As Youkilis was later traded to the Chicago White Sox, his replacement, top prospect Will Middlebrooks comes up and hits well, but has some interesting defensive miscues. This leads Valentine to say to an already feeling down Middlebrooks to be sarcastically told by his manager, “Nice inning, Will.”

Then, team President Larry Lucchino pens a letter to season ticket holders about keeping the faith with this team despite the early struggles. Reading this letter today seems like baseball Stockholm Syndrome and not exactly winning franchise behavior.

Later that season, Valentine makes headlines for actually verbalizing that didn’t trust his coaches, showing up late to a road game so he could pick up his adult son at the airport, and having to deal with swirling rumors that his players were going to the front office to generally complain about playing for him.
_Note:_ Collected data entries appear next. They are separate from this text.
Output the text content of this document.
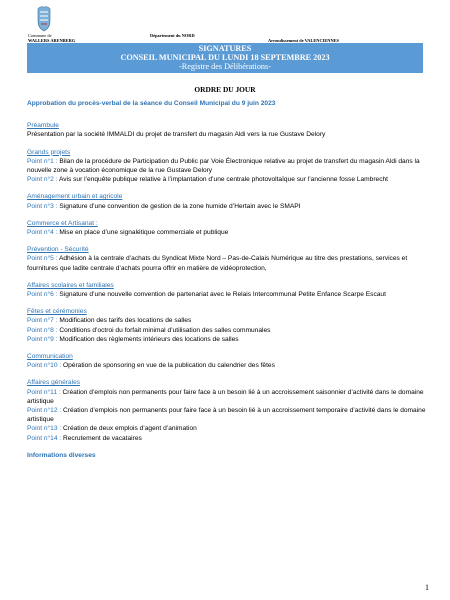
Commune de
WALLERS ARENBERG
Département du NORD
Arrondissement de VALENCIENNES
SIGNATURES
CONSEIL MUNICIPAL DU LUNDI 18 SEPTEMBRE 2023
-Registre des Délibérations-
ORDRE DU JOUR
Approbation du procès-verbal de la séance du Conseil Municipal du 9 juin 2023
Préambule
Présentation par la société IMMALDI du projet de transfert du magasin Aldi vers la rue Gustave Delory
Grands projets
Point n°1 : Bilan de la procédure de Participation du Public par Voie Électronique relative au projet de transfert du magasin Aldi dans la nouvelle zone à vocation économique de la rue Gustave Delory
Point n°2 : Avis sur l’enquête publique relative à l’implantation d’une centrale photovoltaïque sur l’ancienne fosse Lambrecht
Aménagement urbain et agricole
Point n°3 : Signature d’une convention de gestion de la zone humide d’Hertain avec le SMAPI
Commerce et Artisanat :
Point n°4 : Mise en place d’une signalétique commerciale et publique
Prévention - Sécurité
Point n°5 : Adhésion à la centrale d’achats du Syndicat Mixte Nord – Pas-de-Calais Numérique au titre des prestations, services et fournitures que ladite centrale d’achats pourra offrir en matière de vidéoprotection,
Affaires scolaires et familiales
Point n°6 : Signature d’une nouvelle convention de partenariat avec le Relais Intercommunal Petite Enfance Scarpe Escaut
Fêtes et cérémonies
Point n°7 : Modification des tarifs des locations de salles
Point n°8 : Conditions d’octroi du forfait minimal d’utilisation des salles communales
Point n°9 : Modification des règlements intérieurs des locations de salles
Communication
Point n°10 : Opération de sponsoring en vue de la publication du calendrier des fêtes
Affaires générales
Point n°11 : Création d’emplois non permanents pour faire face à un besoin lié à un accroissement saisonnier d’activité dans le domaine artistique
Point n°12 : Création d’emplois non permanents pour faire face à un besoin lié à un accroissement temporaire d’activité dans le domaine artistique
Point n°13 : Création de deux emplois d’agent d’animation
Point n°14 : Recrutement de vacataires
Informations diverses
1
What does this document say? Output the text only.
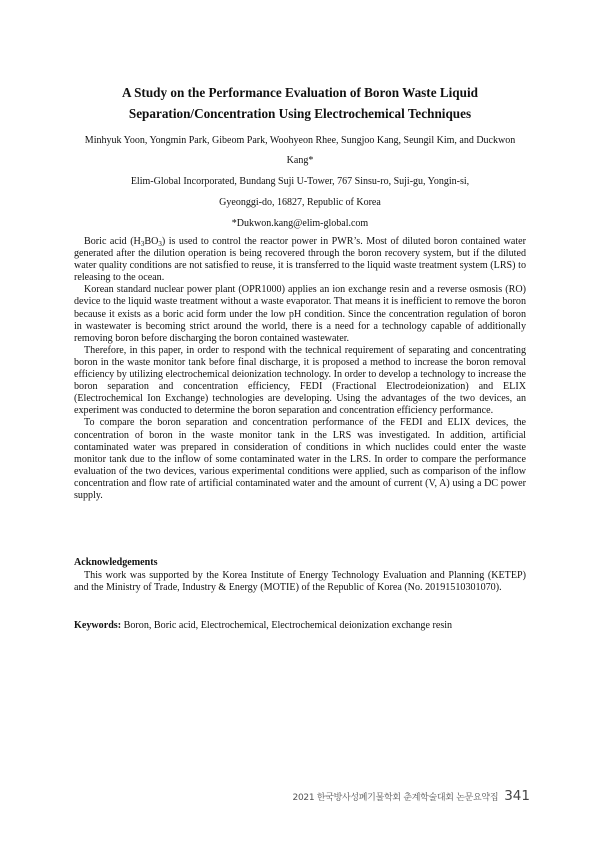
A Study on the Performance Evaluation of Boron Waste Liquid
Separation/Concentration Using Electrochemical Techniques
Minhyuk Yoon, Yongmin Park, Gibeom Park, Woohyeon Rhee, Sungjoo Kang, Seungil Kim, and Duckwon Kang*
Elim-Global Incorporated, Bundang Suji U-Tower, 767 Sinsu-ro, Suji-gu, Yongin-si,
Gyeonggi-do, 16827, Republic of Korea
*Dukwon.kang@elim-global.com

Boric acid $(H_3BO_3)$ is used to control the reactor power in PWR’s. Most of diluted boron contained water generated after the dilution operation is being recovered through the boron recovery system, but if the diluted water quality conditions are not satisfied to reuse, it is transferred to the liquid waste treatment system (LRS) to releasing to the ocean.

Korean standard nuclear power plant (OPR1000) applies an ion exchange resin and a reverse osmosis (RO) device to the liquid waste treatment without a waste evaporator. That means it is inefficient to remove the boron because it exists as a boric acid form under the low pH condition. Since the concentration regulation of boron in wastewater is becoming strict around the world, there is a need for a technology capable of additionally removing boron before discharging the boron contained wastewater.

Therefore, in this paper, in order to respond with the technical requirement of separating and concentrating boron in the waste monitor tank before final discharge, it is proposed a method to increase the boron removal efficiency by utilizing electrochemical deionization technology. In order to develop a technology to increase the boron separation and concentration efficiency, FEDI (Fractional Electrodeionization) and ELIX (Electrochemical Ion Exchange) technologies are developing. Using the advantages of the two devices, an experiment was conducted to determine the boron separation and concentration efficiency performance.

To compare the boron separation and concentration performance of the FEDI and ELIX devices, the concentration of boron in the waste monitor tank in the LRS was investigated. In addition, artificial contaminated water was prepared in consideration of conditions in which nuclides could enter the waste monitor tank due to the inflow of some contaminated water in the LRS. In order to compare the performance evaluation of the two devices, various experimental conditions were applied, such as comparison of the inflow concentration and flow rate of artificial contaminated water and the amount of current (V, A) using a DC power supply.

Acknowledgements

This work was supported by the Korea Institute of Energy Technology Evaluation and Planning (KETEP) and the Ministry of Trade, Industry & Energy (MOTIE) of the Republic of Korea (No. 20191510301070).

Keywords: Boron, Boric acid, Electrochemical, Electrochemical deionization exchange resin
2021 한국방사성폐기물학회 춘계학술대회 논문요약집 341
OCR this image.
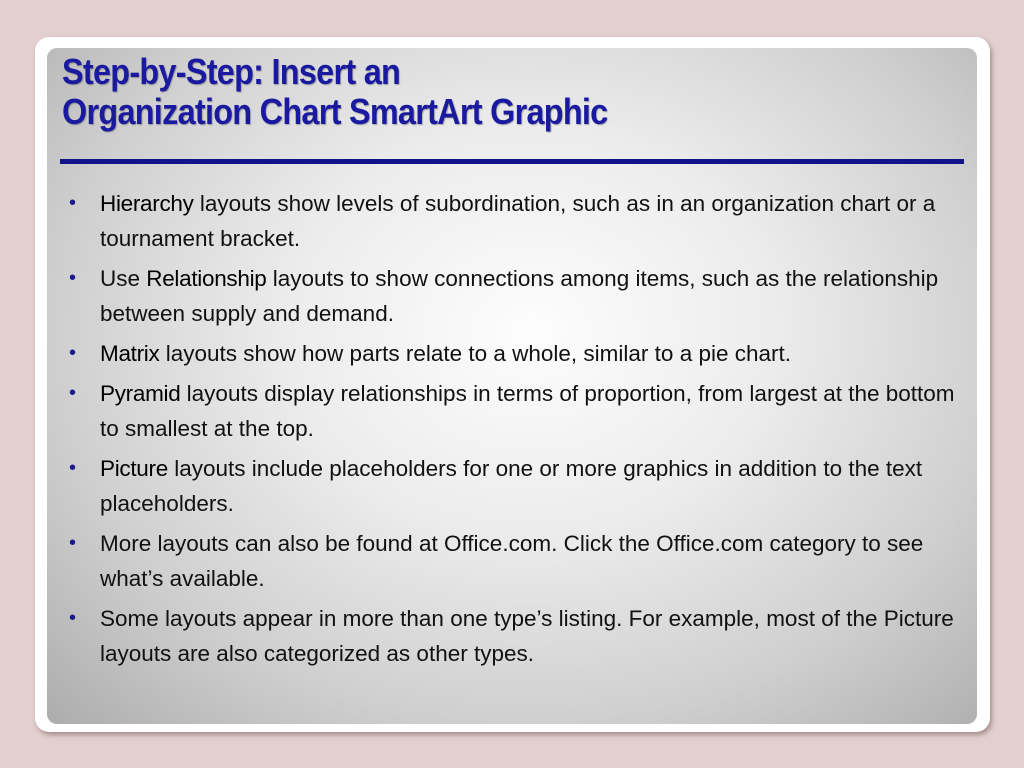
Step-by-Step: Insert an
Organization Chart SmartArt Graphic
• Hierarchy layouts show levels of subordination, such as in an organization chart or a tournament bracket.
• Use Relationship layouts to show connections among items, such as the relationship between supply and demand.
• Matrix layouts show how parts relate to a whole, similar to a pie chart.
• Pyramid layouts display relationships in terms of proportion, from largest at the bottom to smallest at the top.
• Picture layouts include placeholders for one or more graphics in addition to the text placeholders.
• More layouts can also be found at Office.com. Click the Office.com category to see what’s available.
• Some layouts appear in more than one type’s listing. For example, most of the Picture layouts are also categorized as other types.
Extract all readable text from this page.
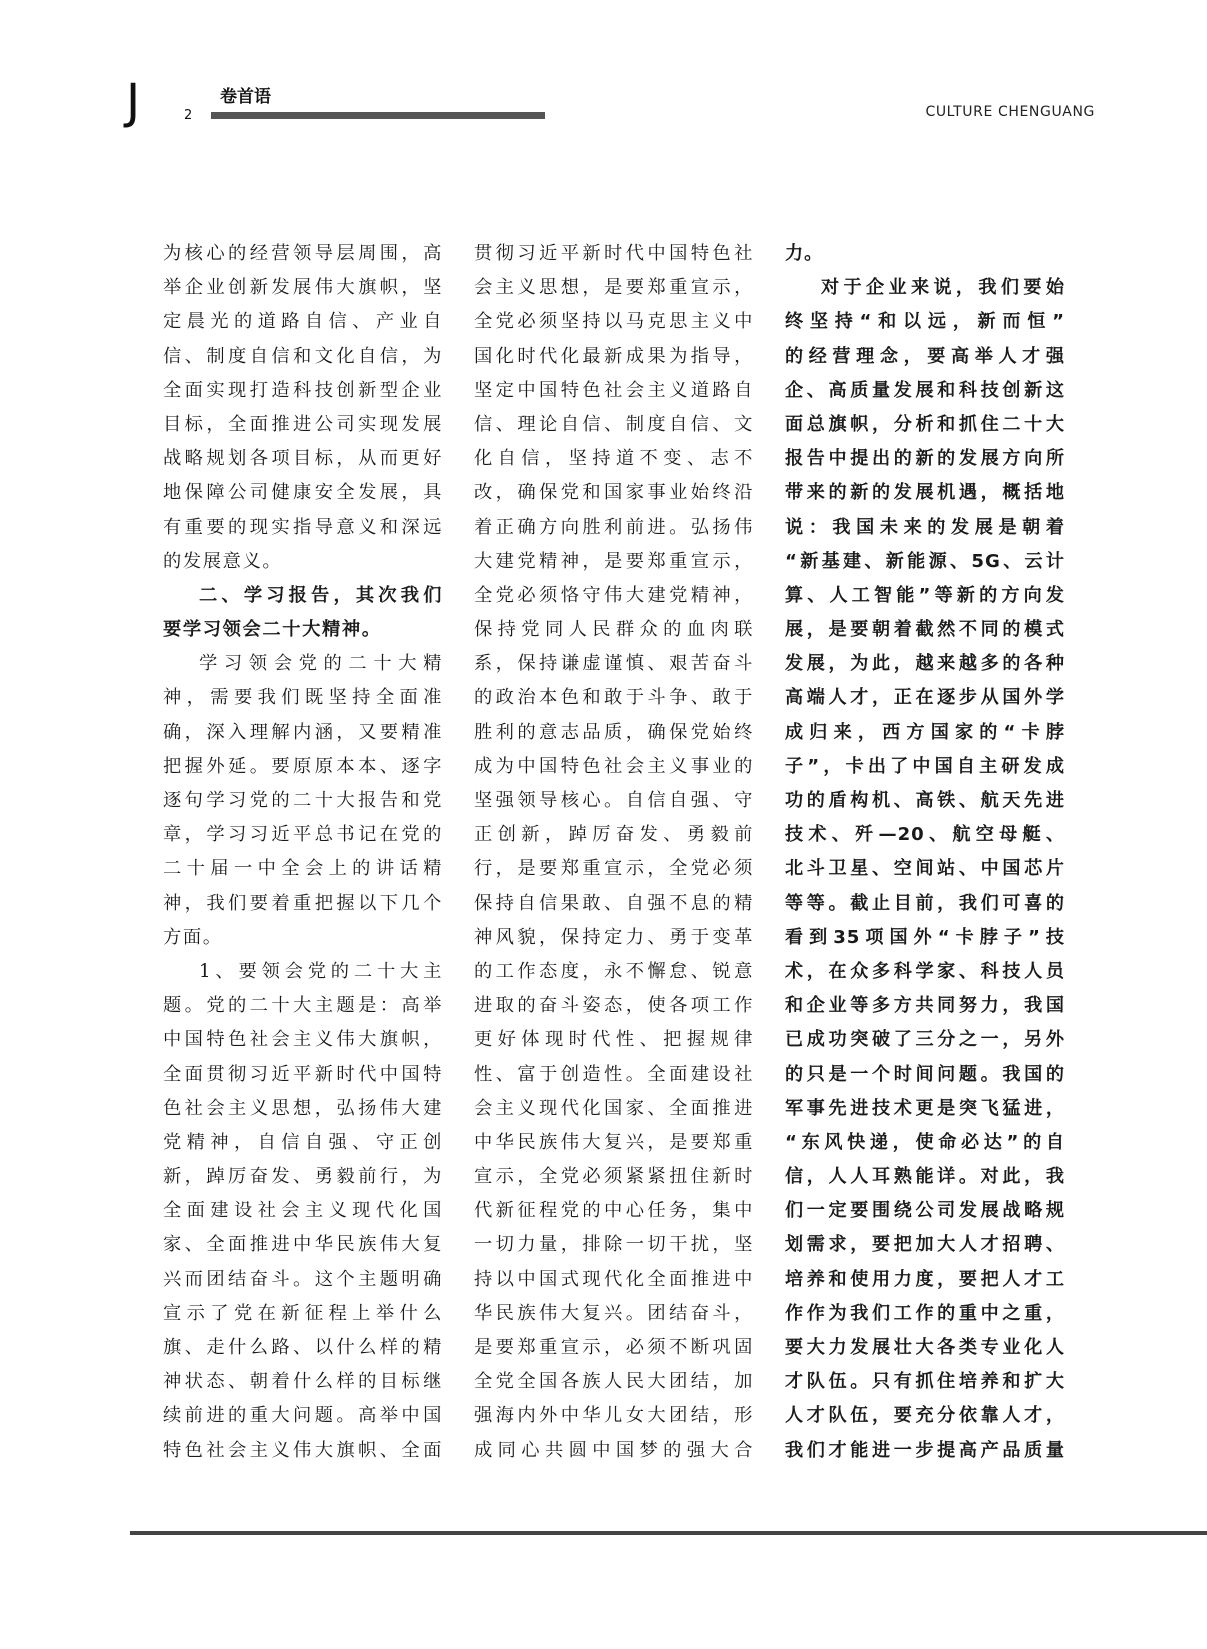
J	卷首语
2	CULTURE CHENGUANG
为核心的经营领导层周围，高
举企业创新发展伟大旗帜，坚
定晨光的道路自信、产业自
信、制度自信和文化自信，为
全面实现打造科技创新型企业
目标，全面推进公司实现发展
战略规划各项目标，从而更好
地保障公司健康安全发展，具
有重要的现实指导意义和深远
的发展意义。
二、学习报告，其次我们
要学习领会二十大精神。
学习领会党的二十大精
神，需要我们既坚持全面准
确，深入理解内涵，又要精准
把握外延。要原原本本、逐字
逐句学习党的二十大报告和党
章，学习习近平总书记在党的
二十届一中全会上的讲话精
神，我们要着重把握以下几个
方面。
1、要领会党的二十大主
题。党的二十大主题是：高举
中国特色社会主义伟大旗帜，
全面贯彻习近平新时代中国特
色社会主义思想，弘扬伟大建
党精神，自信自强、守正创
新，踔厉奋发、勇毅前行，为
全面建设社会主义现代化国
家、全面推进中华民族伟大复
兴而团结奋斗。这个主题明确
宣示了党在新征程上举什么
旗、走什么路、以什么样的精
神状态、朝着什么样的目标继
续前进的重大问题。高举中国
特色社会主义伟大旗帜、全面
贯彻习近平新时代中国特色社
会主义思想，是要郑重宣示，
全党必须坚持以马克思主义中
国化时代化最新成果为指导，
坚定中国特色社会主义道路自
信、理论自信、制度自信、文
化自信，坚持道不变、志不
改，确保党和国家事业始终沿
着正确方向胜利前进。弘扬伟
大建党精神，是要郑重宣示，
全党必须恪守伟大建党精神，
保持党同人民群众的血肉联
系，保持谦虚谨慎、艰苦奋斗
的政治本色和敢于斗争、敢于
胜利的意志品质，确保党始终
成为中国特色社会主义事业的
坚强领导核心。自信自强、守
正创新，踔厉奋发、勇毅前
行，是要郑重宣示，全党必须
保持自信果敢、自强不息的精
神风貌，保持定力、勇于变革
的工作态度，永不懈怠、锐意
进取的奋斗姿态，使各项工作
更好体现时代性、把握规律
性、富于创造性。全面建设社
会主义现代化国家、全面推进
中华民族伟大复兴，是要郑重
宣示，全党必须紧紧扭住新时
代新征程党的中心任务，集中
一切力量，排除一切干扰，坚
持以中国式现代化全面推进中
华民族伟大复兴。团结奋斗，
是要郑重宣示，必须不断巩固
全党全国各族人民大团结，加
强海内外中华儿女大团结，形
成同心共圆中国梦的强大合
力。
对于企业来说，我们要始
终坚持“和以远，新而恒”
的经营理念，要高举人才强
企、高质量发展和科技创新这
面总旗帜，分析和抓住二十大
报告中提出的新的发展方向所
带来的新的发展机遇，概括地
说：我国未来的发展是朝着
“新基建、新能源、5G、云计
算、人工智能”等新的方向发
展，是要朝着截然不同的模式
发展，为此，越来越多的各种
高端人才，正在逐步从国外学
成归来，西方国家的“卡脖
子”，卡出了中国自主研发成
功的盾构机、高铁、航天先进
技术、歼—20、航空母艇、
北斗卫星、空间站、中国芯片
等等。截止目前，我们可喜的
看到35项国外“卡脖子”技
术，在众多科学家、科技人员
和企业等多方共同努力，我国
已成功突破了三分之一，另外
的只是一个时间问题。我国的
军事先进技术更是突飞猛进，
“东风快递，使命必达”的自
信，人人耳熟能详。对此，我
们一定要围绕公司发展战略规
划需求，要把加大人才招聘、
培养和使用力度，要把人才工
作作为我们工作的重中之重，
要大力发展壮大各类专业化人
才队伍。只有抓住培养和扩大
人才队伍，要充分依靠人才，
我们才能进一步提高产品质量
Then on August 25th, the Red Sox traded Josh Beckett, Carl Crawford, Adrian Gonzalez, and Nick Punto to the Los Angeles Dodgers for James Loney, Jerry Sands, Rubby De La Rosa, and Allen Webster. Oh, and they hilariously pulled off this trade mere minutes before a game.

At the end of the year, the Red Sox fired Valentine, hired John Farrell, built a band of bearded brothers who helped heal the city following the 2013 Boston Marathon bombing, and won the World Series.

(NOTE: NBC Sports Boston just produced an outstanding documentary on this season. It’s in several parts, but fully worth your time.)